France, Belgium and Netherlands report 3,700 excess deaths during June heatwave
Last updated: July 3, 2026 | 23:21
Parisians bathe in the Canal Saint-Martin in Paris, while the capital is hit by hot weather. AP
France, the Netherlands and Belgium have recorded 3,700 excess deaths during the June heatwave that sent temperatures soaring across Europe, with authorities warning that the numbers are preliminary and could rise.
Experts have said the heatwave, which lasted from about June 20-28, was the worst recorded in Europe, causing disruption to power generation, damaging infrastructure and overwhelming healthcare systems. The extreme heat was almost certainly driven by climate change, scientists said.
An area of Europe with 410 million people — more than two-thirds of the continent’s population — experienced temperatures over 35˚C at least once during a June 15-30 heatwave, according to an AFP analysis.
During a record-setting 16-day heatwave in August 2003, some 320 million people in Europe experienced such temperatures, according to AFP calculations using daily maximum temperature data from the European Drought Observatory and population figures from the Joint Research Centre.
All-time temperature records were broken in Germany, Poland, Slovakia, the Czech Republic, and Hungary, as well as June records in the United Kingdom and Switzerland.
There were 2,025 excess deaths recorded in France during the heatwave, with a particular increase in deaths among people aged over 45, French Health Minister Stephanie Rist told local television on Friday.
A woman sits on a surfboard as festival-goers swing on swings on the shore of the Groene Heuvels lake in Beuningen, eastern Netherlands, on Friday.
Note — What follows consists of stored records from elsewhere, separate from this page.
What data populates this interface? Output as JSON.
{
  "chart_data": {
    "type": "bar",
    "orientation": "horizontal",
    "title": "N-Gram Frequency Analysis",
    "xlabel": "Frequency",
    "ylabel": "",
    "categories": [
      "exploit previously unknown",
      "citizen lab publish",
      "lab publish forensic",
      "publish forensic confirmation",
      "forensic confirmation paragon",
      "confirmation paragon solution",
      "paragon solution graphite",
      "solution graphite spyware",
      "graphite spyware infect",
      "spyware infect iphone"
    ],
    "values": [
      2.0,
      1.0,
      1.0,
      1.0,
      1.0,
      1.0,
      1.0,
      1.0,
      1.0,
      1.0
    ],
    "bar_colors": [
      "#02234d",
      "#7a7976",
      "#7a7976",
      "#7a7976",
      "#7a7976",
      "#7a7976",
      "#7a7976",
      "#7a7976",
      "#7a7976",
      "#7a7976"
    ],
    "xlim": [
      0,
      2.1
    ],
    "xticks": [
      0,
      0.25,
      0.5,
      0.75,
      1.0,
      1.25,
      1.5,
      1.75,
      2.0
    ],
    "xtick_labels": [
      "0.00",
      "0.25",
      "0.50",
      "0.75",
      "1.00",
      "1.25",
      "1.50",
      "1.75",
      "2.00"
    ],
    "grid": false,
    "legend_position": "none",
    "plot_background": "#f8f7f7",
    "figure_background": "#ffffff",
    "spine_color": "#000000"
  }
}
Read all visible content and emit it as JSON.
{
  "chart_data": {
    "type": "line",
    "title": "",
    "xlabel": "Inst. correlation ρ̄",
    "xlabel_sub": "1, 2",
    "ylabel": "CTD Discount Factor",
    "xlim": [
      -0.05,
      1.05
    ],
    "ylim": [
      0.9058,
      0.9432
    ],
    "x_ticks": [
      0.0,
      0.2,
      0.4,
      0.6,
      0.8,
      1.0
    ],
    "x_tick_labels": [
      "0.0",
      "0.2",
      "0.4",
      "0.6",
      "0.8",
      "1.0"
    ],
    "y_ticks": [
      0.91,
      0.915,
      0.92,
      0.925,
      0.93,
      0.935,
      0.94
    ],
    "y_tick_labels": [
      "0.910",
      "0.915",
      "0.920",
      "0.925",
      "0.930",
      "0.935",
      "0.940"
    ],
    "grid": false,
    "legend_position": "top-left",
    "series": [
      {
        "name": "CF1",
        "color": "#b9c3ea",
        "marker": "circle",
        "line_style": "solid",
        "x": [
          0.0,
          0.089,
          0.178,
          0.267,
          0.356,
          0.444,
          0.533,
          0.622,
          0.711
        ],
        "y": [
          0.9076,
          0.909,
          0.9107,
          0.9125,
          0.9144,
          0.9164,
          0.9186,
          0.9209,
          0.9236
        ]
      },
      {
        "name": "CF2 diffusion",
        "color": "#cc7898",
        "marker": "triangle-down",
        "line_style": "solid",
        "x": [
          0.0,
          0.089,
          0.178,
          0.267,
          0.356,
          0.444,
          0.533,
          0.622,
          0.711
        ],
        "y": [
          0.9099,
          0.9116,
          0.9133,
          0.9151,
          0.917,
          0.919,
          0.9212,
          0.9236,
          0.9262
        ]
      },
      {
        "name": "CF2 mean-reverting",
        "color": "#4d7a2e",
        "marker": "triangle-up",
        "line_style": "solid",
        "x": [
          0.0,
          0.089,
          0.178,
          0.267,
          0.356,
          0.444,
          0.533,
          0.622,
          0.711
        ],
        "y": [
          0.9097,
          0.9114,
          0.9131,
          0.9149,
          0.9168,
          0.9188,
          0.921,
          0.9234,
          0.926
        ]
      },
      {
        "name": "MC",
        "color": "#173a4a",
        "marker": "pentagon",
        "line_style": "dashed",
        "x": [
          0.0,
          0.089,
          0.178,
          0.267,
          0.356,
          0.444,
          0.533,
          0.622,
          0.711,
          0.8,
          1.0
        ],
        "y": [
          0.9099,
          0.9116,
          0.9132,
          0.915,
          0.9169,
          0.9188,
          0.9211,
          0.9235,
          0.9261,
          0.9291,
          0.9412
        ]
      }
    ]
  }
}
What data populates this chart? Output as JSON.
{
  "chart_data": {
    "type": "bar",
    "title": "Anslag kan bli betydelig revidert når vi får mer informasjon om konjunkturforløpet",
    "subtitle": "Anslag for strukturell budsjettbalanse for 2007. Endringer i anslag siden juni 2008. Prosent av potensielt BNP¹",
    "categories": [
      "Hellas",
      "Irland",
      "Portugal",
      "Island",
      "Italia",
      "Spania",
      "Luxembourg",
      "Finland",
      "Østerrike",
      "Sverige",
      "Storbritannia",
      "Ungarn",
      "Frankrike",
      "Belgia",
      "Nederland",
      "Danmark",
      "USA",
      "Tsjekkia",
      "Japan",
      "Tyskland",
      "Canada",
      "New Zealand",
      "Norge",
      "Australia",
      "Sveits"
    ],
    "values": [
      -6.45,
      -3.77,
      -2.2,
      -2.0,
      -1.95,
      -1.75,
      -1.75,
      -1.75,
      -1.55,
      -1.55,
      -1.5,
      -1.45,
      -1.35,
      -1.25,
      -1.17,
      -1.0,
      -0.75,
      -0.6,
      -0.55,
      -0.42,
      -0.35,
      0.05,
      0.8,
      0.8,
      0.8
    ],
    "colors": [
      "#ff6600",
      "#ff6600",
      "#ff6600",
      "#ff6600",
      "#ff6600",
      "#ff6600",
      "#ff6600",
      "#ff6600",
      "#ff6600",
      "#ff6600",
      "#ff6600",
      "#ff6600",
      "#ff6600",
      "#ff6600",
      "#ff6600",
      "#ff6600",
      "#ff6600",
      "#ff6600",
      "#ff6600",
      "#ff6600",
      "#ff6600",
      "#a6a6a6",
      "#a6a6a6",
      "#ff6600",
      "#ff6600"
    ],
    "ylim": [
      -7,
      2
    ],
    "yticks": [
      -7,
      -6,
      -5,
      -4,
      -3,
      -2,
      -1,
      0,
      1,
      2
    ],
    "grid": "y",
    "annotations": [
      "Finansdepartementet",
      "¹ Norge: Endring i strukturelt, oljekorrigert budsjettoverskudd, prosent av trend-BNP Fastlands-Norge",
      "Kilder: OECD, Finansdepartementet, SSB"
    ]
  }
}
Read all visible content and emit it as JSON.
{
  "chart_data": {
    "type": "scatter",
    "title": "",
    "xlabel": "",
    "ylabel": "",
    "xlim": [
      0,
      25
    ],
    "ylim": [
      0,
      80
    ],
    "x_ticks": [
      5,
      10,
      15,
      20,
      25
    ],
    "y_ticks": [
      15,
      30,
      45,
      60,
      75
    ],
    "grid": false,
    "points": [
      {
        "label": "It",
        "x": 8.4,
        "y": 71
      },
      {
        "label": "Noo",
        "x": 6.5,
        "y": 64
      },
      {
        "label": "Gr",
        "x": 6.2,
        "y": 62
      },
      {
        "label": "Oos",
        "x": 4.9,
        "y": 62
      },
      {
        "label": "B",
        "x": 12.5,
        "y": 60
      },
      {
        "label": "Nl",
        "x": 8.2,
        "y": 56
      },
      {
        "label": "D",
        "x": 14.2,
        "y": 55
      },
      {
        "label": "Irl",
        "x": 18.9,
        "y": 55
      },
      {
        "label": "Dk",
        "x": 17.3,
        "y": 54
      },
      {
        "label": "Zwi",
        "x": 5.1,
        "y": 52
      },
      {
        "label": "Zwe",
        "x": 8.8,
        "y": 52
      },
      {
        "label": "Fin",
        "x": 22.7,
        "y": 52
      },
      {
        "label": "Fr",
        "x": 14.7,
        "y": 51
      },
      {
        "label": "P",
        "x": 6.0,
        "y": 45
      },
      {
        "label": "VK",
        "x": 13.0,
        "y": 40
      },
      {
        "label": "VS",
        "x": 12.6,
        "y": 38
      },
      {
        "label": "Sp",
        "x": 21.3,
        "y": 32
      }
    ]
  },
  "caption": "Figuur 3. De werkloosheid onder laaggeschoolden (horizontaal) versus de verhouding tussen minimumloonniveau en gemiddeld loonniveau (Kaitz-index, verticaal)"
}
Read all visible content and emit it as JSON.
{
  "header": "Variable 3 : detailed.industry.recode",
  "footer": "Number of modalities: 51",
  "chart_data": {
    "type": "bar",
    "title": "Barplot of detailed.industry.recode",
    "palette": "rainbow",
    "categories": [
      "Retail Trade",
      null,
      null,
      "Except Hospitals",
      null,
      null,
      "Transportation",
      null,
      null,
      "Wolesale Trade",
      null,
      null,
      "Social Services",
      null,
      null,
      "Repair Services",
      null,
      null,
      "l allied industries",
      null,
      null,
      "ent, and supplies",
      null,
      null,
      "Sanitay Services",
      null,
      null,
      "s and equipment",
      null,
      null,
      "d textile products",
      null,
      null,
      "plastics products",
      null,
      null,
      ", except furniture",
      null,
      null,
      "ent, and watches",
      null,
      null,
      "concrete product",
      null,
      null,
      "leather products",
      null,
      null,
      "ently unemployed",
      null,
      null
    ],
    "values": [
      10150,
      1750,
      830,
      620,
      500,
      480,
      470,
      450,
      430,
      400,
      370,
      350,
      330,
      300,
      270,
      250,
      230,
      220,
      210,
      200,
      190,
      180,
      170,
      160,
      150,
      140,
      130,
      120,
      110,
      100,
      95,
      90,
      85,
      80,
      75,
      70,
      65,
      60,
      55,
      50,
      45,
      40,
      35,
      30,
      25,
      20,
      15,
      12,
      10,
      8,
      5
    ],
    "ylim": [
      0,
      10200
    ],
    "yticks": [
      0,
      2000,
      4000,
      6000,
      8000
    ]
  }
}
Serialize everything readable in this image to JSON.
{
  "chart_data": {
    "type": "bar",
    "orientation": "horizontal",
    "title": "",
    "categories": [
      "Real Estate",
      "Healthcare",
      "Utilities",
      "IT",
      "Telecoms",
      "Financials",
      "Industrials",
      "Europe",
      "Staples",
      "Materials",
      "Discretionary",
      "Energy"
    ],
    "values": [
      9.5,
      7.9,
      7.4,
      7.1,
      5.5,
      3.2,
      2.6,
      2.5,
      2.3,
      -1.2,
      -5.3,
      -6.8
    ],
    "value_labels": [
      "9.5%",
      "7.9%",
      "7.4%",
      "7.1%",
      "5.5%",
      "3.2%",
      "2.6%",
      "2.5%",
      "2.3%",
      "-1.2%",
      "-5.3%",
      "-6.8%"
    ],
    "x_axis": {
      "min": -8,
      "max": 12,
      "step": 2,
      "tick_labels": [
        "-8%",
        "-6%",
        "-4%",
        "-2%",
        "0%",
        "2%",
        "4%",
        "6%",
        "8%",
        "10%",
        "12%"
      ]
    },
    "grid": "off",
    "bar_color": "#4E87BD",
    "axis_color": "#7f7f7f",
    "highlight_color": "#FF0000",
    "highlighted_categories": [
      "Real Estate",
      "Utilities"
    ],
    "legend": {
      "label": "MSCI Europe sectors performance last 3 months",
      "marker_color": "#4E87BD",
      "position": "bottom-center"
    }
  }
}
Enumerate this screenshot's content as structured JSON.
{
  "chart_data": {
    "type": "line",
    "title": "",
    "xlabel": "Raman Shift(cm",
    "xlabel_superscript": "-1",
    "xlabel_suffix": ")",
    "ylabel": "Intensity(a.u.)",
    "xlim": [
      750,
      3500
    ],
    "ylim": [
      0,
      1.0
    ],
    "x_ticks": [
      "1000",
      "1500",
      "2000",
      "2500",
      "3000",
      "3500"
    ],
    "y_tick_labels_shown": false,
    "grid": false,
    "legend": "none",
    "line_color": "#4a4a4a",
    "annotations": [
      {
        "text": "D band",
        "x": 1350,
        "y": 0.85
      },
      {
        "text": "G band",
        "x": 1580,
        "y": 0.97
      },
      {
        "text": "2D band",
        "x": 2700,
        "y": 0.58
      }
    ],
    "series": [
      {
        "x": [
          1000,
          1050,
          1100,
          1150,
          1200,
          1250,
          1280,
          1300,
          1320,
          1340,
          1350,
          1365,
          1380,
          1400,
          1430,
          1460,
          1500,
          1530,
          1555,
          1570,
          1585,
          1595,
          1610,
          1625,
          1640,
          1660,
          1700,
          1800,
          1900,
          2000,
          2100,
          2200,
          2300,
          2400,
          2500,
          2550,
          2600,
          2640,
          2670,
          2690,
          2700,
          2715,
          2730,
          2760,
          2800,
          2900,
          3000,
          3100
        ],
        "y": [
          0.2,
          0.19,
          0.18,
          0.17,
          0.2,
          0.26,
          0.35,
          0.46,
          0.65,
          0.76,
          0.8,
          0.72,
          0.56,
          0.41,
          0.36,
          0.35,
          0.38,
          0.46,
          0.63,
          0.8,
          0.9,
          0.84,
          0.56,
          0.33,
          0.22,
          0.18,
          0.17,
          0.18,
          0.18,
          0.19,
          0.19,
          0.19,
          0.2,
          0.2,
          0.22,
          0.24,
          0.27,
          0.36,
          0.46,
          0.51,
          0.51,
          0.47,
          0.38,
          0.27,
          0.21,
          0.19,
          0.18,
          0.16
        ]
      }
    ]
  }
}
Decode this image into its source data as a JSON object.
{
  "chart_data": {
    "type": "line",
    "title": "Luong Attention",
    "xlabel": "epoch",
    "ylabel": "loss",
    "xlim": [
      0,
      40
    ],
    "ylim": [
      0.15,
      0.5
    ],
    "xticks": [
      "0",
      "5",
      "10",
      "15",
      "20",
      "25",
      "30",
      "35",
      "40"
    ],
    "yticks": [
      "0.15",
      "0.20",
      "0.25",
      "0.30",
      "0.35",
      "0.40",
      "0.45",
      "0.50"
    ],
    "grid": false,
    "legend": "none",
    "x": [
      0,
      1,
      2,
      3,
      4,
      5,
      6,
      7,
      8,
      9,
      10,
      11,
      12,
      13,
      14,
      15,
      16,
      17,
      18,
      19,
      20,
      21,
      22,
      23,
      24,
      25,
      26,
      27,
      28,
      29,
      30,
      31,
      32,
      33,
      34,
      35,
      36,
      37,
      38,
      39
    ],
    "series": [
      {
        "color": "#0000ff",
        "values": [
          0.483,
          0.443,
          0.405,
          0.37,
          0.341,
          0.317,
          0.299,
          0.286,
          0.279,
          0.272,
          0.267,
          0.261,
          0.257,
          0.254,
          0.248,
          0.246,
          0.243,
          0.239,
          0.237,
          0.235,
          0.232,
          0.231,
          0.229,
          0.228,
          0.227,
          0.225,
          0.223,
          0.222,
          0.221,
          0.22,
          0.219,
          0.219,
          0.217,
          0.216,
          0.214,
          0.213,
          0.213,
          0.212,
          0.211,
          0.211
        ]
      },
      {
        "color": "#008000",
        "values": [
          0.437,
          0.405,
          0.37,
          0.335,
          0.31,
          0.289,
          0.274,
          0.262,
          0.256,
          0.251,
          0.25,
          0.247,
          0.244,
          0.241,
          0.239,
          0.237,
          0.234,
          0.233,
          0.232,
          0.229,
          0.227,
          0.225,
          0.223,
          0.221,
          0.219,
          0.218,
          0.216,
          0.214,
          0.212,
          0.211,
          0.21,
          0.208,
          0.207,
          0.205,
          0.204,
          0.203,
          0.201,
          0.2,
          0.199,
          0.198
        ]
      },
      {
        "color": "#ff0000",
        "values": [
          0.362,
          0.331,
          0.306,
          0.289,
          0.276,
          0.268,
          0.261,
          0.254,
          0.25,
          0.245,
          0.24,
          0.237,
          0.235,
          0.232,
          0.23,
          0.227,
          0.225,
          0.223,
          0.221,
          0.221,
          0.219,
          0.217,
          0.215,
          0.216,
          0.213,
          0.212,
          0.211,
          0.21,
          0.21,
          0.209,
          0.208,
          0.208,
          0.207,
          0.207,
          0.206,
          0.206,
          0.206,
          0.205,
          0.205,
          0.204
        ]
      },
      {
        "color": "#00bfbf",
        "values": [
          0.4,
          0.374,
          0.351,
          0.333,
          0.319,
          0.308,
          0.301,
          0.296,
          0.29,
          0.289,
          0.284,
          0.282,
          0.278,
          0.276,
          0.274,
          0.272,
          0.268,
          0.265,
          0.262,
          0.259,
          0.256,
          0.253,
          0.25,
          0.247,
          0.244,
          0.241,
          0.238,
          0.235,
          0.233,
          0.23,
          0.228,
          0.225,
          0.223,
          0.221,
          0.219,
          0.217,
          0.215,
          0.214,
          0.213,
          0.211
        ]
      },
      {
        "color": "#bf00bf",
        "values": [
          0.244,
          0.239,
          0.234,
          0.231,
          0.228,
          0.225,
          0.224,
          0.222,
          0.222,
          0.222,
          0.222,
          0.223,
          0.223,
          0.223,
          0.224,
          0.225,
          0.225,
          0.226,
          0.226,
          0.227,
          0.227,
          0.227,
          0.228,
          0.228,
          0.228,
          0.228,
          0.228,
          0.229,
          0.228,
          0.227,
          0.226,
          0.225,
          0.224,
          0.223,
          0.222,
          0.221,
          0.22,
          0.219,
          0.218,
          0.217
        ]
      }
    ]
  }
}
AFP
Deaths at home rose 91% between June 22-28 compared to the previous week, while deaths in nursing homes and healthcare facilities also increased, the country’s public health authority said in a bulletin.
“Mortality will ... be higher than these initial figures suggest,” the authority warned.
Belgium recorded 39 per cent more deaths than normal between June 18 and 29 as a sweltering heatwave gripped much of Europe, health authorities said Friday.
The country saw 1,222 excess deaths during the period, of which nearly half were of people aged 85 or over, according to provisional data from the federal health ministry.
“Such a level of excess mortality during a heatwave is unprecedented in our country,” it said in a statement, noting that Belgium had recorded “seven tropical days of temperatures exceeding 30C” as well as “abnormally” warm nights. The peak in excess mortality was reached on Saturday, June 27.
The previous day, most of the country had been placed under orange or red heat alerts, prompting authorities to cancel a slew of events including a re-enactment of the Battle of Waterloo.
Authorities in the Netherlands said the heatwave led to about 480 excess deaths, mainly among the over 80s.